Pacific Northwest Flowering Shrubs

Oregon Grape (Berberis nerviosa)

Oregon grape decorates the forest all year with its glossy, holly-like leaves. But come April, its bright yellow blossoms are like sunshine amid the forest dampness. Blooms can continue into June and are followed by purple berries. This plant is low-growing (up to three feet) and thrives along forest borders. A very similar species, Tall Oregon Grape (Berberis aquifolium), looks nearly identical, but grows up to six feet tall and is found further inland than its low-growing cousin. It is often used in landscaping. Also called Mahonia, tall Oregon grape is the Oregon state flower.

Pacific Rhododendron (Rhododendron macrophyllum)

Rhododendrons have been cultivated in a variety of colors for the garden. But in the Pacific Northwest they grow wild with huge clusters of pink blossoms. A broadleaf evergreen, native rhododendron grows as an under story shrub of coastal and Cascade Range forests from California to British Columbia. It can often be seen in profusion on the edges of sandy coastal dunes. It generally blooms from May through June. The Pacific rhododendron is the Washington State flower.

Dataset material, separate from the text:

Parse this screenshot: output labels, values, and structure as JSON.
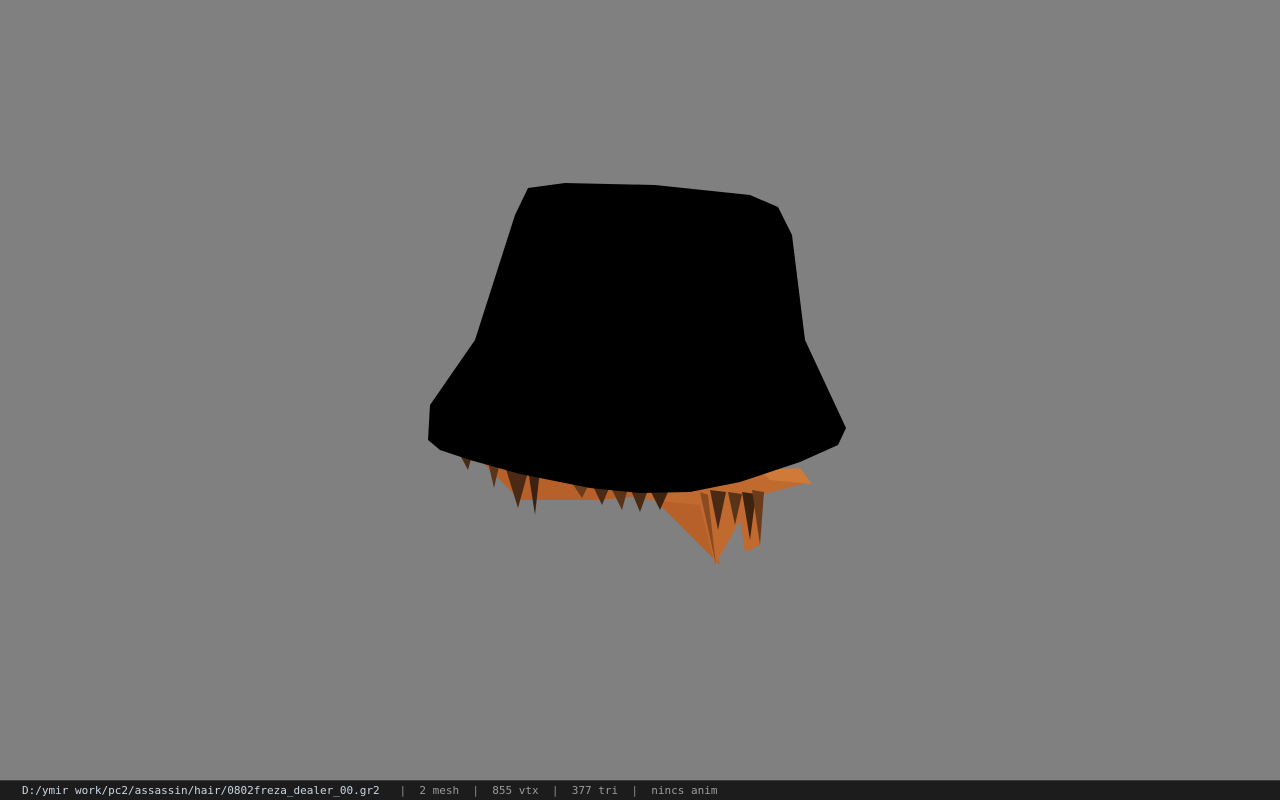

Pacific Dogwood (Cornus nuttallii)

This dogwood grows to a small tree and is a favorite because of its showy white spring flowers. The white actually is formed by leaf bracts circling tiny flowers tightly clustered in the center. Stems on dogwoods grow opposite one another, making the plant easy to recognize even without the flowers. Leaves are also distinctive for the veins that swoop upward following the leaf outline. Flowers appear as early as March, before the leaves. Blooms may continue to appear into May. Pacific dogwood is the provincial flower of British Columbia.